Before I start my post in earnest, let me state clearly: if you are a Democrat, Republican, Libertarian, Green, Constitution, or anything else, it’s your right to vote the way you wish. You can lean left, right, or center. It’s your business, not mine.
My post is about the gospel and politics. Can they mix? I wrote a previous post about gospel-centered living. (You may access it, here.) I believe that a gospel lifestyle should color every aspect of our lives—including our politics.
Let me explain.
First, we’ll review the three parts of the gospel:
- Jesus’ death on the cross for our sins
- His burial
- His resurrection.
A person who lives the gospel shuns sin and lives for God. He’s morally pure and actively serving the Lord.
Politically, the gospel-centered person will look for candidates and parties that allow him to live as God commands.
If you listen to the campaign rhetoric, you’ll hear promises of Utopia. You’ll also hear mud slinging and watch nasty-tempered ads. Each party promises the moon and criticizes everyone else.
So, how does a Christian live out the gospel in politics? (I’m using male pronouns, but they represent both sexes.)
- Freedom of religion—so that you can live a godly life and be free to worship.
- Morality—This means you should take into account the candidate’s platform on abortion, gay marriage, family interests, and crime and punishment.

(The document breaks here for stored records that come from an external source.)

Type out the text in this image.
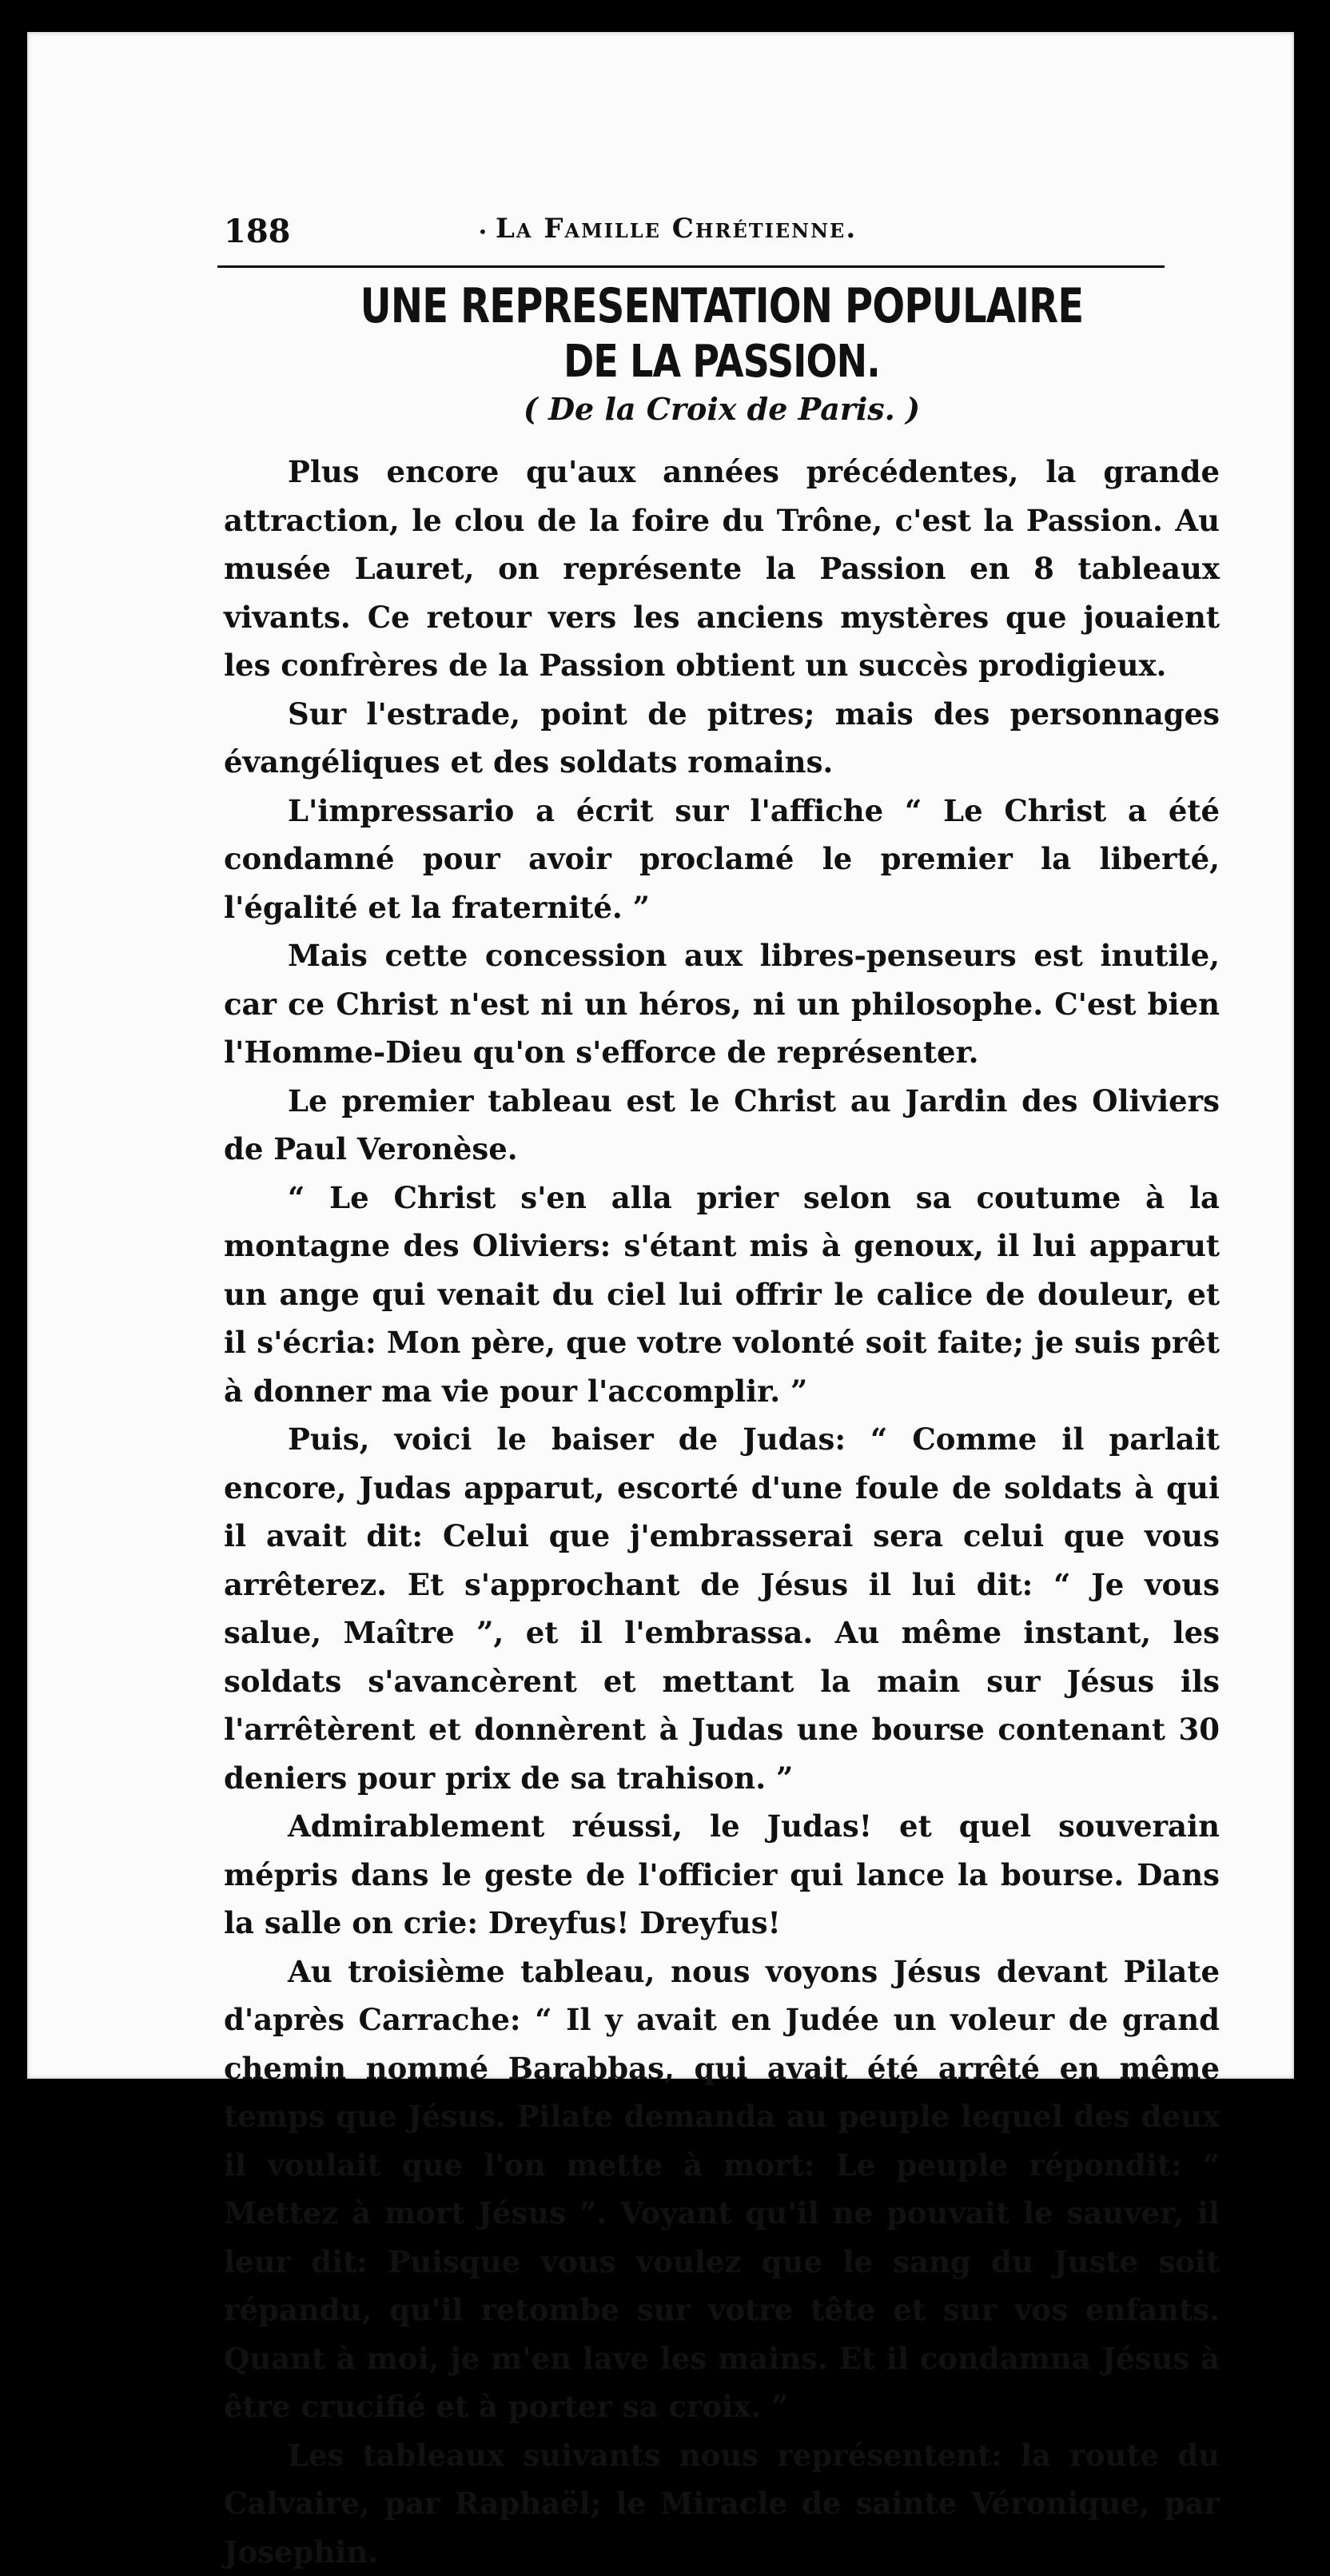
188	• La Famille Chrétienne.
UNE REPRESENTATION POPULAIRE
DE LA PASSION.
( De la Croix de Paris. )

Plus encore qu'aux années précédentes, la grande attraction, le clou de la foire du Trône, c'est la Passion. Au musée Lauret, on représente la Passion en 8 tableaux vivants. Ce retour vers les anciens mystères que jouaient les confrères de la Passion obtient un succès prodigieux.

Sur l'estrade, point de pitres; mais des personnages évangéliques et des soldats romains.

L'impressario a écrit sur l'affiche “ Le Christ a été condamné pour avoir proclamé le premier la liberté, l'égalité et la fraternité. ”

Mais cette concession aux libres-penseurs est inutile, car ce Christ n'est ni un héros, ni un philosophe. C'est bien l'Homme-Dieu qu'on s'efforce de représenter.

Le premier tableau est le Christ au Jardin des Oliviers de Paul Veronèse.

“ Le Christ s'en alla prier selon sa coutume à la montagne des Oliviers: s'étant mis à genoux, il lui apparut un ange qui venait du ciel lui offrir le calice de douleur, et il s'écria: Mon père, que votre volonté soit faite; je suis prêt à donner ma vie pour l'accomplir. ”

Puis, voici le baiser de Judas: “ Comme il parlait encore, Judas apparut, escorté d'une foule de soldats à qui il avait dit: Celui que j'embrasserai sera celui que vous arrêterez. Et s'approchant de Jésus il lui dit: “ Je vous salue, Maître ”, et il l'embrassa. Au même instant, les soldats s'avancèrent et mettant la main sur Jésus ils l'arrêtèrent et donnèrent à Judas une bourse contenant 30 deniers pour prix de sa trahison. ”

Admirablement réussi, le Judas! et quel souverain mépris dans le geste de l'officier qui lance la bourse. Dans la salle on crie: Dreyfus! Dreyfus!

Au troisième tableau, nous voyons Jésus devant Pilate d'après Carrache: “ Il y avait en Judée un voleur de grand chemin nommé Barabbas, qui avait été arrêté en même temps que Jésus. Pilate demanda au peuple lequel des deux il voulait que l'on mette à mort: Le peuple répondit: “ Mettez à mort Jésus ”. Voyant qu'il ne pouvait le sauver, il leur dit: Puisque vous voulez que le sang du Juste soit répandu, qu'il retombe sur votre tête et sur vos enfants. Quant à moi, je m'en lave les mains. Et il condamna Jésus à être crucifié et à porter sa croix. ”

Les tableaux suivants nous représentent: la route du Calvaire, par Raphaël; le Miracle de sainte Véronique, par Josephin.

- Character—I believe you can evaluate each candidate’s personal record. Does he lie? What is his voting record? Are there any past scandals? Has he committed adultery? Does he have a strong family? What are his positions on moral issues? How does the candidate act?
- Honesty—Analyze what the candidates have said in the past. Have they misrepresented the facts? Have they promised and then flip-flopped? Have they flat out lied? If they have been public servants, have their policies been aboveboard, and funds been used as designated? Have they helped rather than harmed?
- Those who promote evil.
- Those whose policies would limit your Christian freedoms.

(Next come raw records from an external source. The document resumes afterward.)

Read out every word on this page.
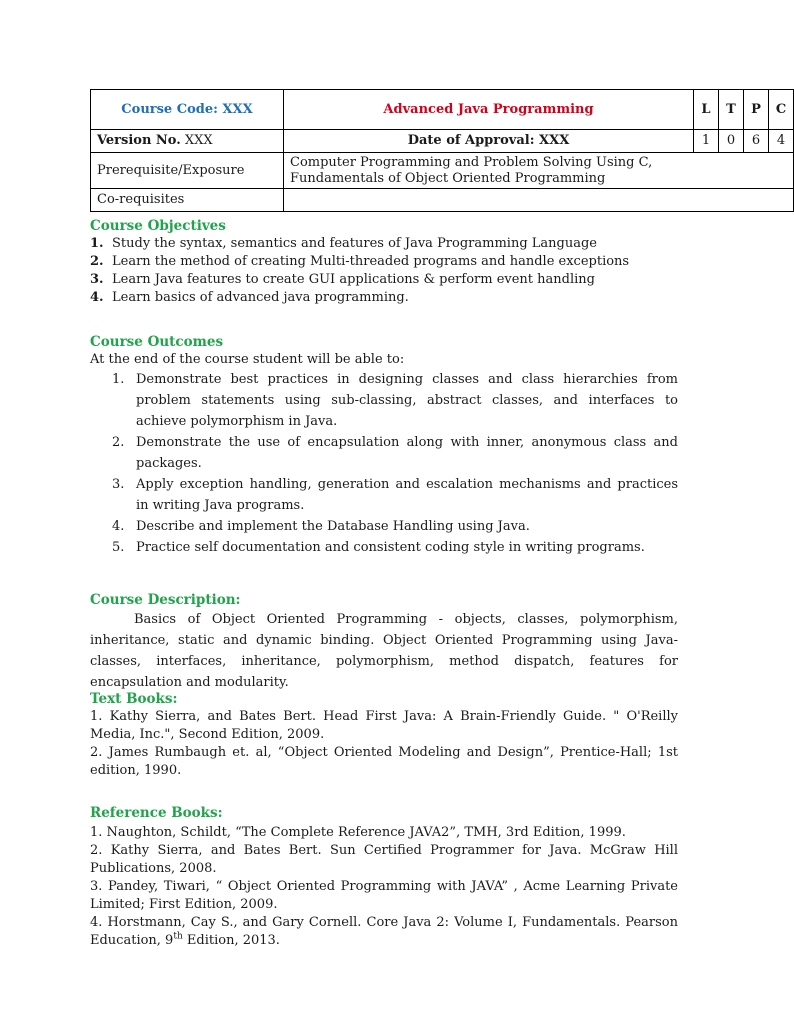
Course Code: XXX	Advanced Java Programming	L	T	P	C
Version No. XXX	Date of Approval: XXX	1	0	6	4
Prerequisite/Exposure	Computer Programming and Problem Solving Using C,
Fundamentals of Object Oriented Programming				
Co-requisites					
Course Objectives
1. Study the syntax, semantics and features of Java Programming Language
2. Learn the method of creating Multi-threaded programs and handle exceptions
3. Learn Java features to create GUI applications & perform event handling
4. Learn basics of advanced java programming.
Course Outcomes
At the end of the course student will be able to:
1. Demonstrate best practices in designing classes and class hierarchies from problem statements using sub-classing, abstract classes, and interfaces to achieve polymorphism in Java.
2. Demonstrate the use of encapsulation along with inner, anonymous class and packages.
3. Apply exception handling, generation and escalation mechanisms and practices in writing Java programs.
4. Describe and implement the Database Handling using Java.
5. Practice self documentation and consistent coding style in writing programs.
Course Description:
Basics of Object Oriented Programming - objects, classes, polymorphism, inheritance, static and dynamic binding. Object Oriented Programming using Java-classes, interfaces, inheritance, polymorphism, method dispatch, features for encapsulation and modularity.
Text Books:

1. Kathy Sierra, and Bates Bert. Head First Java: A Brain-Friendly Guide. " O'Reilly Media, Inc.", Second Edition, 2009.

2. James Rumbaugh et. al, “Object Oriented Modeling and Design”, Prentice-Hall; 1st edition, 1990.

Reference Books:

1. Naughton, Schildt, “The Complete Reference JAVA2”, TMH, 3rd Edition, 1999.

2. Kathy Sierra, and Bates Bert. Sun Certified Programmer for Java. McGraw Hill Publications, 2008.

3. Pandey, Tiwari, “ Object Oriented Programming with JAVA” , Acme Learning Private Limited; First Edition, 2009.

4. Horstmann, Cay S., and Gary Cornell. Core Java 2: Volume I, Fundamentals. Pearson Education, 9th Edition, 2013.
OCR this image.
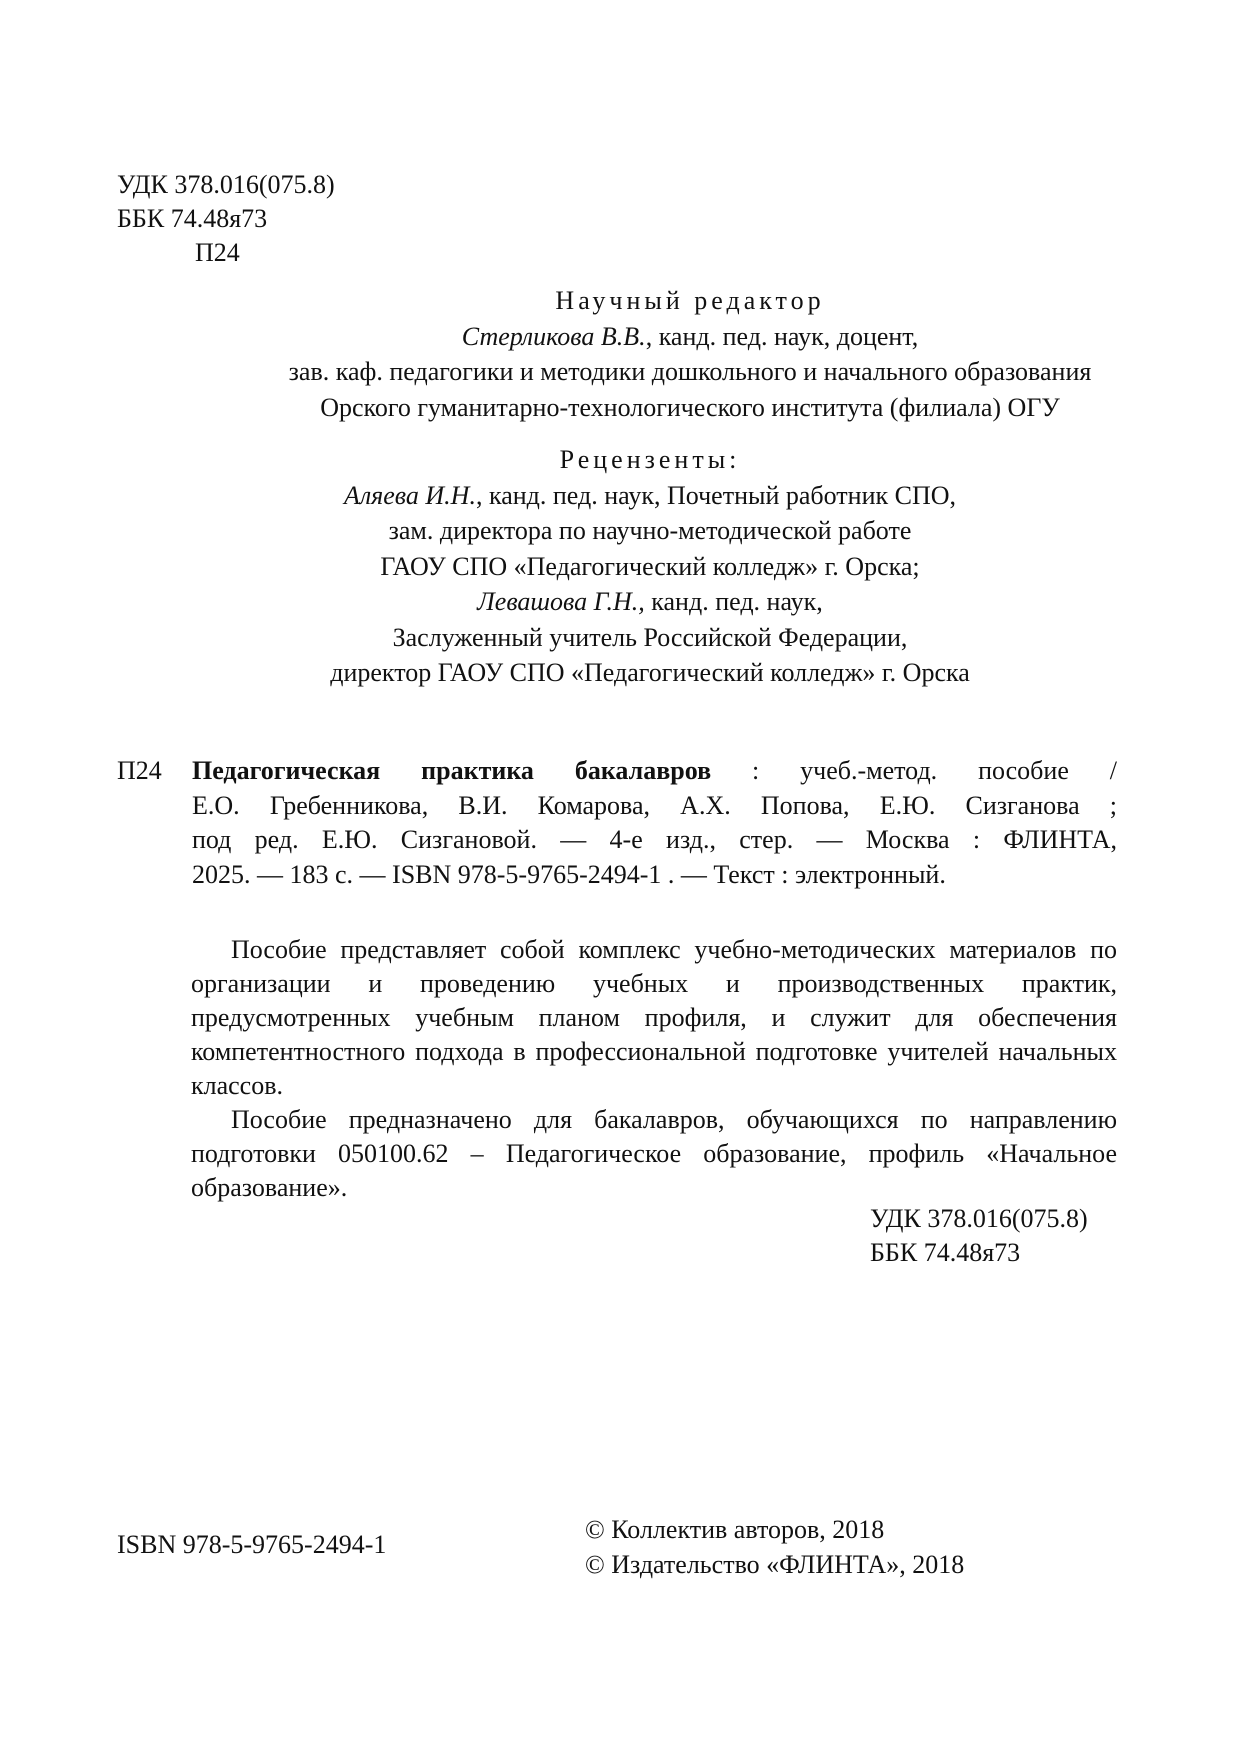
УДК 378.016(075.8)
ББК 74.48я73
П24
Научный редактор
Стерликова В.В., канд. пед. наук, доцент,
зав. каф. педагогики и методики дошкольного и начального образования
Орского гуманитарно-технологического института (филиала) ОГУ
Рецензенты:
Аляева И.Н., канд. пед. наук, Почетный работник СПО,
зам. директора по научно-методической работе
ГАОУ СПО «Педагогический колледж» г. Орска;
Левашова Г.Н., канд. пед. наук,
Заслуженный учитель Российской Федерации,
директор ГАОУ СПО «Педагогический колледж» г. Орска
П24 Педагогическая практика бакалавров : учеб.-метод. пособие /
Е.О. Гребенникова, В.И. Комарова, А.Х. Попова, Е.Ю. Сизганова ;
под ред. Е.Ю. Сизгановой. — 4-е изд., стер. — Москва : ФЛИНТА,
2025. — 183 с. — ISBN 978-5-9765-2494-1 . — Текст : электронный.

Пособие представляет собой комплекс учебно-методических материалов по организации и проведению учебных и производственных практик, предусмотренных учебным планом профиля, и служит для обеспечения компетентностного подхода в профессиональной подготовке учителей начальных классов.

Пособие предназначено для бакалавров, обучающихся по направлению подготовки 050100.62 – Педагогическое образование, профиль «Начальное образование».

УДК 378.016(075.8)
ББК 74.48я73
ISBN 978-5-9765-2494-1
© Коллектив авторов, 2018
© Издательство «ФЛИНТА», 2018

If you’re involved in politics:
- Make sure your priorities are right: your personal relationship with God, family, and then your work. But seek ye first the kingdom of God, and his righteousness; and all these things shall be added unto you (Matthew 6:33). If you can’t keep your priorities in the right order, then you’d better rethink your political involvement.
- Be honest. If you are asked to do anything dishonest, you know that doesn’t please God, and you need to refuse. If you’re active in a party, and you cannot be honest, you’re in the wrong party.
- Be modest. Humility is a hallmark of the Christian life. Give credit to others. Honor God. Dress appropriately and modestly.
- Stay clean. A clean, moral life is what God expects. For this is the will of God, even your sanctification, that ye should abstain from fornication (1 Thessalonians 4:3).
- Be kind. A Christian should be gracious and tactful. It’s always appropriate to act like a gentleman or a lady. As we have therefore opportunity, let us do good unto all men, especially unto them who are of the household of faith (Galatians 6:10).
- Be a true public servant.
The “separation of church and state” was never meant to mean that religion has no place in people’s lives or in the government. It means that people should have the freedom to worship as they choose, and that government doesn’t financially support any particular religious group. The founders of the United States of America respected God and believed in the freedom to worship.
May we all consider what God would have us to do in these upcoming elections.